WATERING AND FEEDING
Freshly planted perennials need water all summer long since their roots are not fully established. For the first 3 initial weeks after planting and during any dry summer spells, watering will be required at least twice a week. Always take into consideration natural rainfall amounts when watering. If planted in the spring, a second feeding of water/fertilizer solution is suggested 4 weeks after planting but no later than July 15th. If planted after June 20th, the second feeding is not required. If planting after September 15th, do not fertilize now; wait until the spring.
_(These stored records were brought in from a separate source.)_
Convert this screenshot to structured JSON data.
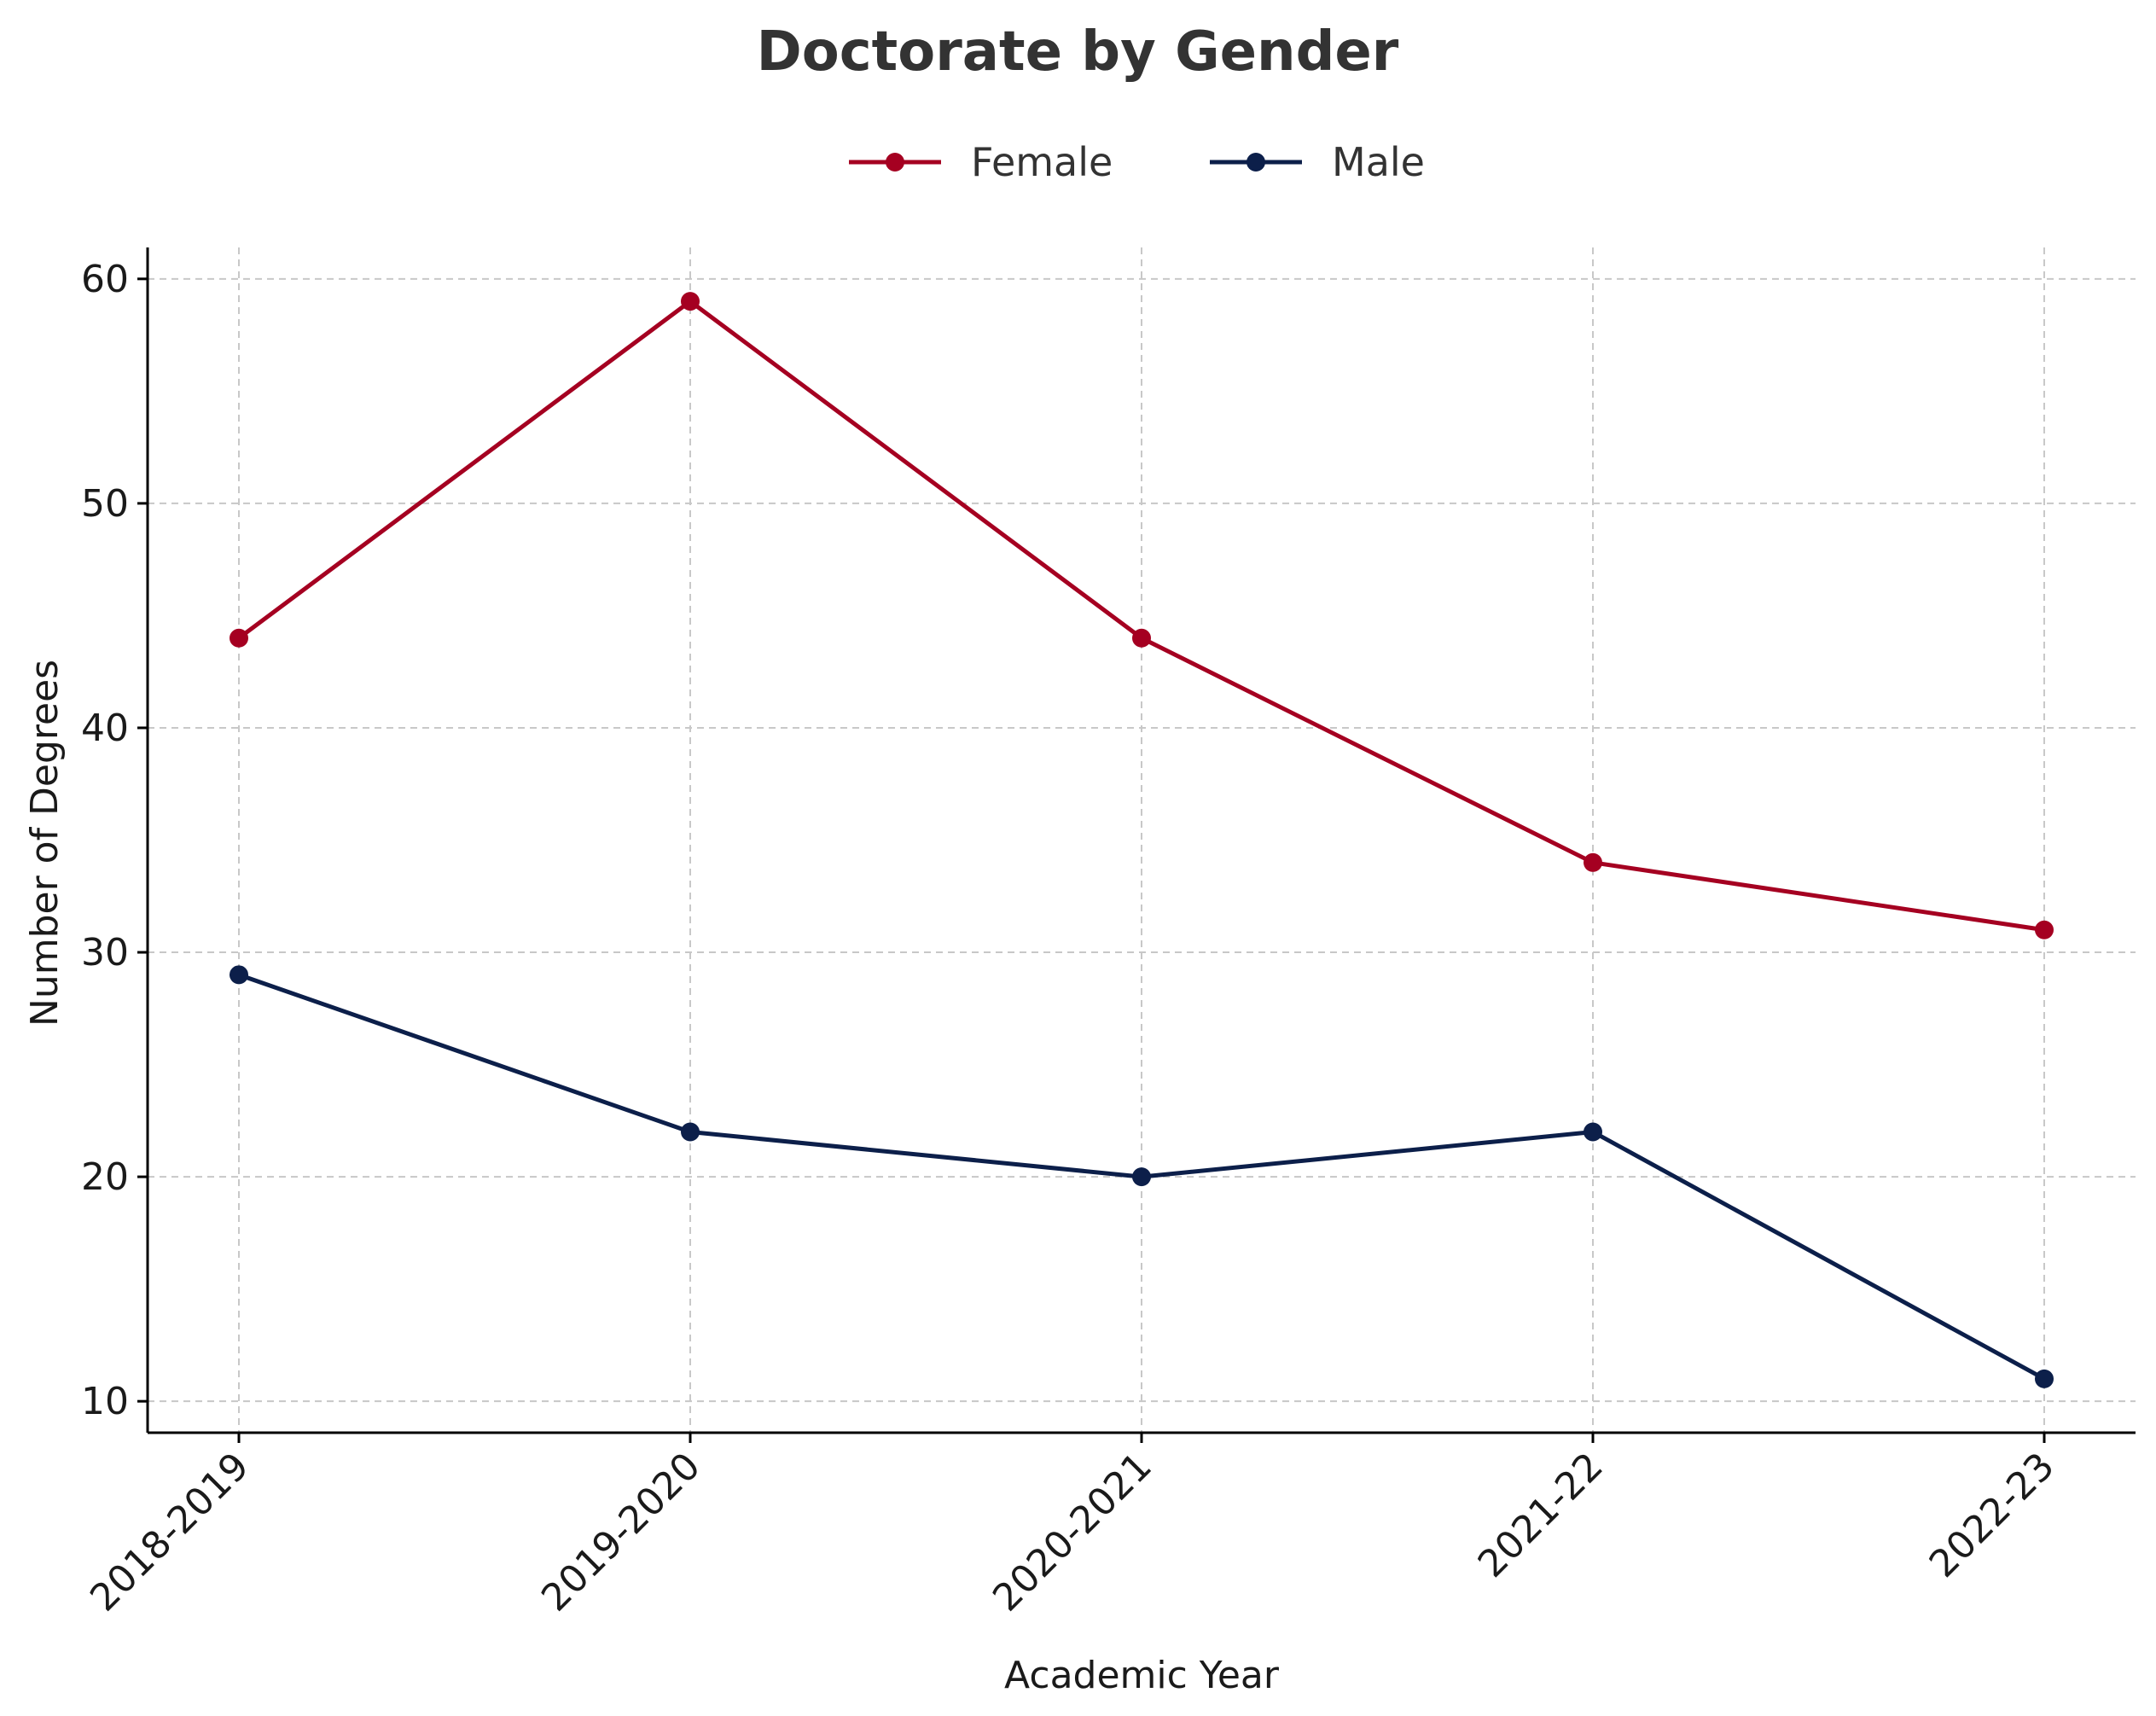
{
  "chart_data": {
    "type": "line",
    "title": "Doctorate by Gender",
    "xlabel": "Academic Year",
    "ylabel": "Number of Degrees",
    "categories": [
      "2018-2019",
      "2019-2020",
      "2020-2021",
      "2021-22",
      "2022-23"
    ],
    "series": [
      {
        "name": "Female",
        "color": "#a50021",
        "values": [
          44,
          59,
          44,
          34,
          31
        ]
      },
      {
        "name": "Male",
        "color": "#0c1f4a",
        "values": [
          29,
          22,
          20,
          22,
          11
        ]
      }
    ],
    "ylim": [
      8.6,
      61.4
    ],
    "yticks": [
      10,
      20,
      30,
      40,
      50,
      60
    ],
    "grid": true,
    "legend_placement": "top-center"
  }
}
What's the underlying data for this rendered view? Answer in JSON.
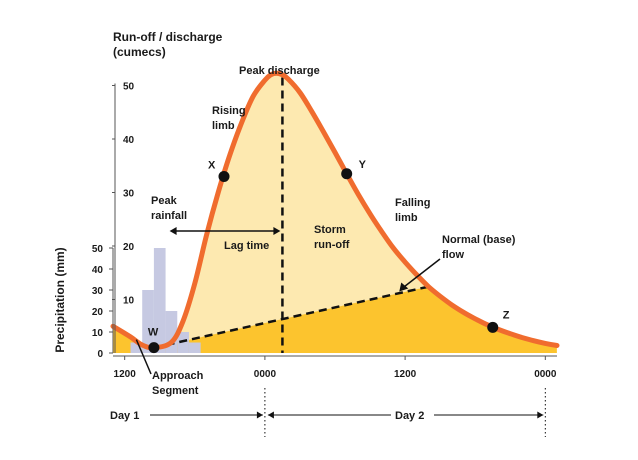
{
  "chart_data": {
    "type": "area",
    "title": "",
    "y_axis_title": [
      "Run-off / discharge",
      "(cumecs)"
    ],
    "y_ticks": [
      10,
      20,
      30,
      40,
      50
    ],
    "ylim": [
      0,
      50
    ],
    "precip_axis_title": "Precipitation (mm)",
    "precip_ticks": [
      0,
      10,
      20,
      30,
      40,
      50
    ],
    "precip_lim": [
      0,
      50
    ],
    "x_ticks": [
      "1200",
      "0000",
      "1200",
      "0000"
    ],
    "x_tick_hours": [
      12,
      24,
      36,
      48
    ],
    "xlim_hours": [
      11,
      49
    ],
    "days": [
      {
        "label": "Day 1",
        "start_hour": 12,
        "end_hour": 24
      },
      {
        "label": "Day 2",
        "start_hour": 24,
        "end_hour": 48
      }
    ],
    "hydrograph": {
      "hours": [
        11,
        12.5,
        13.5,
        14.5,
        16,
        17,
        18,
        19,
        20,
        21,
        22,
        23,
        24,
        24.5,
        25,
        25.5,
        26,
        27,
        28,
        29,
        30,
        31,
        32,
        33,
        34,
        35,
        36,
        37,
        38,
        39,
        40,
        41,
        42,
        43,
        44,
        45,
        46,
        47,
        48,
        49
      ],
      "discharge": [
        5,
        3,
        1.5,
        1,
        2,
        6,
        13,
        22,
        30,
        37,
        43,
        48,
        51,
        52,
        52.3,
        52,
        51.2,
        48.7,
        45.2,
        41.4,
        37.5,
        33.5,
        29.6,
        26,
        22.7,
        19.6,
        17,
        14.6,
        12.4,
        10.6,
        9,
        7.6,
        6.4,
        5.3,
        4.4,
        3.6,
        2.9,
        2.3,
        1.8,
        1.4
      ]
    },
    "baseflow_separation": {
      "hours": [
        14.5,
        38
      ],
      "discharge": [
        1,
        12.4
      ]
    },
    "rainfall_bars": [
      {
        "start_hour": 12.5,
        "end_hour": 13.5,
        "mm": 5
      },
      {
        "start_hour": 13.5,
        "end_hour": 14.5,
        "mm": 30
      },
      {
        "start_hour": 14.5,
        "end_hour": 15.5,
        "mm": 50
      },
      {
        "start_hour": 15.5,
        "end_hour": 16.5,
        "mm": 20
      },
      {
        "start_hour": 16.5,
        "end_hour": 17.5,
        "mm": 10
      },
      {
        "start_hour": 17.5,
        "end_hour": 18.5,
        "mm": 5
      }
    ],
    "points": [
      {
        "label": "W",
        "hour": 14.5,
        "discharge": 1
      },
      {
        "label": "X",
        "hour": 20.5,
        "discharge": 33
      },
      {
        "label": "Y",
        "hour": 31,
        "discharge": 33.5
      },
      {
        "label": "Z",
        "hour": 43.5,
        "discharge": 4.8
      }
    ],
    "peak_discharge_hour": 25.5,
    "peak_rainfall_hour": 15.5,
    "annotations": {
      "peak_discharge": "Peak discharge",
      "rising_limb": [
        "Rising",
        "limb"
      ],
      "falling_limb": [
        "Falling",
        "limb"
      ],
      "peak_rainfall": [
        "Peak",
        "rainfall"
      ],
      "lag_time": "Lag time",
      "storm_runoff": [
        "Storm",
        "run-off"
      ],
      "normal_flow": [
        "Normal (base)",
        "flow"
      ],
      "approach_segment": [
        "Approach",
        "Segment"
      ]
    },
    "colors": {
      "curve": "#f06c2e",
      "storm_fill": "#fde9b0",
      "base_fill": "#fcc42e",
      "rain": "#c6c9e2",
      "axis": "#333333"
    }
  }
}
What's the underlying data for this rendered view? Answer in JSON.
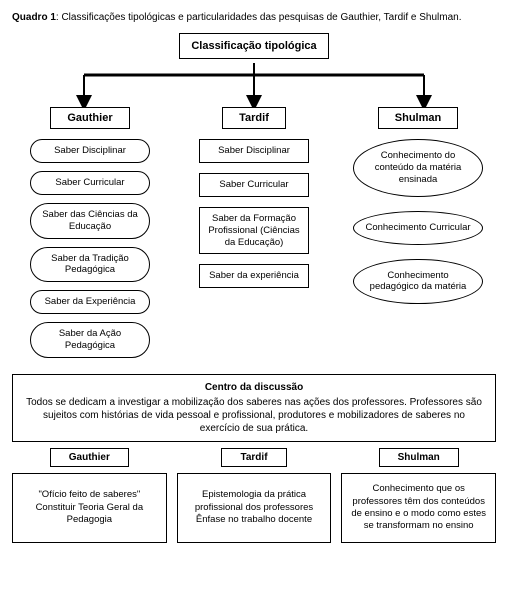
{
  "caption_bold": "Quadro 1",
  "caption_rest": ": Classificações tipológicas e particularidades das pesquisas de Gauthier, Tardif e Shulman.",
  "root": "Classificação  tipológica",
  "columns": {
    "gauthier": {
      "header": "Gauthier",
      "items": [
        "Saber Disciplinar",
        "Saber Curricular",
        "Saber das Ciências da Educação",
        "Saber da Tradição Pedagógica",
        "Saber da Experiência",
        "Saber da Ação Pedagógica"
      ]
    },
    "tardif": {
      "header": "Tardif",
      "items": [
        "Saber Disciplinar",
        "Saber Curricular",
        "Saber da Formação Profissional (Ciências da Educação)",
        "Saber da experiência"
      ]
    },
    "shulman": {
      "header": "Shulman",
      "items": [
        "Conhecimento do conteúdo da matéria ensinada",
        "Conhecimento Curricular",
        "Conhecimento pedagógico da matéria"
      ]
    }
  },
  "discussion": {
    "title": "Centro da discussão",
    "body": "Todos se dedicam a investigar a mobilização dos saberes nas ações dos professores. Professores são sujeitos com histórias de vida pessoal e profissional, produtores e mobilizadores de saberes no exercício de sua prática."
  },
  "bottom": {
    "gauthier": {
      "header": "Gauthier",
      "text": "\"Ofício feito de saberes\"\nConstituir Teoria Geral da Pedagogia"
    },
    "tardif": {
      "header": "Tardif",
      "text": "Epistemologia da prática profissional dos professores\nÊnfase no trabalho docente"
    },
    "shulman": {
      "header": "Shulman",
      "text": "Conhecimento  que os professores têm dos conteúdos de ensino  e o modo como estes se transformam no ensino"
    }
  },
  "style": {
    "background": "#ffffff",
    "text_color": "#000000",
    "border_color": "#000000",
    "caption_fontsize": 10,
    "header_fontsize": 11,
    "node_fontsize": 9.5,
    "arrow_color": "#000000",
    "connector_line_width": 2,
    "pill_shape": "rounded-rect",
    "rect_shape": "rect",
    "ellipse_shape": "ellipse"
  }
}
Most perennials die back each winter down to the dormant root systems. Deadheading should occur throughout the growing season and when all growing ceases in the fall, the top foliage can be removed (with pruners) down to about 2 inches off the ground. The top foliage can be left if spring clean-up is your preference. It aids as a mulch for root systems. If you do clean up in the fall, boughs or mulch covering aids in successful over-wintering.
DIVIDING ESTABLISHED PERENNIALS
Perennials which flower in spring are best divided in fall and late bloomers are best tended in spring. Most others can be divided in spring or fall, whichever is most convenient. Division in spring should occur when growth is between 2-4 inches in height. If the perennial is old and the center has dieback, such as established Iris clumps, remove the entire plant being careful to limit root tearing and divide by using a sharp knife or carefully pulling away new growth. Gently pry away new clumps and ensure each has 2-5 sprigs of new growth and a healthy root mass. If the established perennial is healthy with no center dieback, such as Echinacea or Daylilies, division can be made by slicing clumps directly out of the ground on the sides of the perennial. Watering the area first helps division and limits root stress. Replant immediately and water with a fertilizer solution unless division is in the fall, in which case just use water and fertilize in the spring.